By law, Cohen faces a mandatory cooling-off period for former IDF generals and heads of intelligence agencies to run for Knesset that would only end in June 2024 or in two more elections. But the law would not bar Cohen from already joining the Likud or serving as a minister on the party’s behalf if it returns to power.
Credited with initiating daring operations as head of the Mossad for five years, Cohen was recently tapped by Softbank, a massive Japanese conglomerate holding company, to lead their investment arm in Israel.
“We do not respond to these kinds of rumors,” Cohen’s office responded to the Israel Hayom report. “Yossi Cohen is currently managing SoftBank Israel. We wish the people of Israel a happy New Year.”

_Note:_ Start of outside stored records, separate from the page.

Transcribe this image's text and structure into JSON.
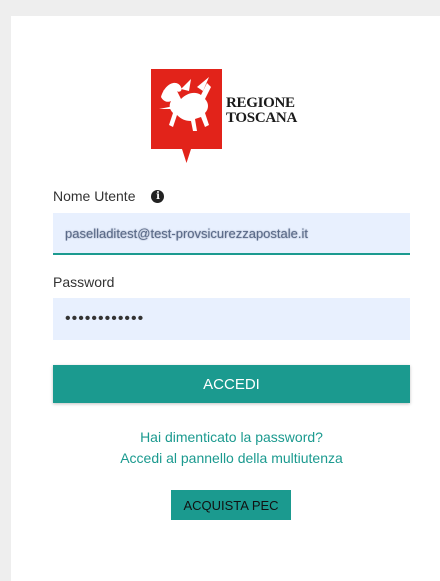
{
  "logo": {
    "line1": "REGIONE",
    "line2": "TOSCANA",
    "emblem": "pegasus-shield-icon",
    "emblem_color": "#e2231a"
  },
  "form": {
    "username_label": "Nome Utente",
    "username_info_icon": "info-icon",
    "username_value": "paselladitest@test-provsicurezzapostale.it",
    "password_label": "Password",
    "password_value": "••••••••••••",
    "login_button": "ACCEDI",
    "accent_color": "#1b9a8f"
  },
  "links": {
    "forgot_password": "Hai dimenticato la password?",
    "multiuser_panel": "Accedi al pannello della multiutenza"
  },
  "actions": {
    "buy_pec": "ACQUISTA PEC"
  }
}
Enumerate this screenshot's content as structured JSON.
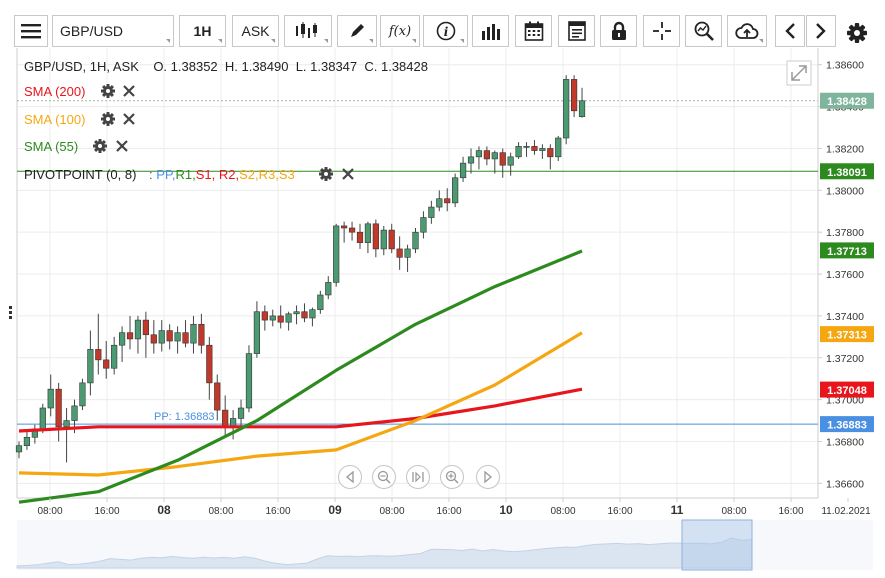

Katz is not the only prospective Likud leadership candidate who is trying to undermine Cohen, who was found to be the most popular potential candidate in a poll taken for Channel 12’s Meet the Press program three months ago.
Likud officials said they believe neither Katz nor other candidates could ultimately succeed in blocking Cohen from running with the party any time after his cooling-off period ends.
“Do you think if Yossi Cohen comes, they won’t authorize him?” a Likud official asked. “There are statements that people make at certain times that are not said when the time is right. Even if Katz opposed waiving the minimum membership requirement for Cohen, the secretariat would pass it. The party won’t say no to a game-changer.”
Katz told The Jerusalem Post on Friday that he did not speak about Cohen.
"Any attempt to assess a point of view to me on an incident that did not happen is twisting reality," he said.
Yonah Jeremy Bob contributed to this report.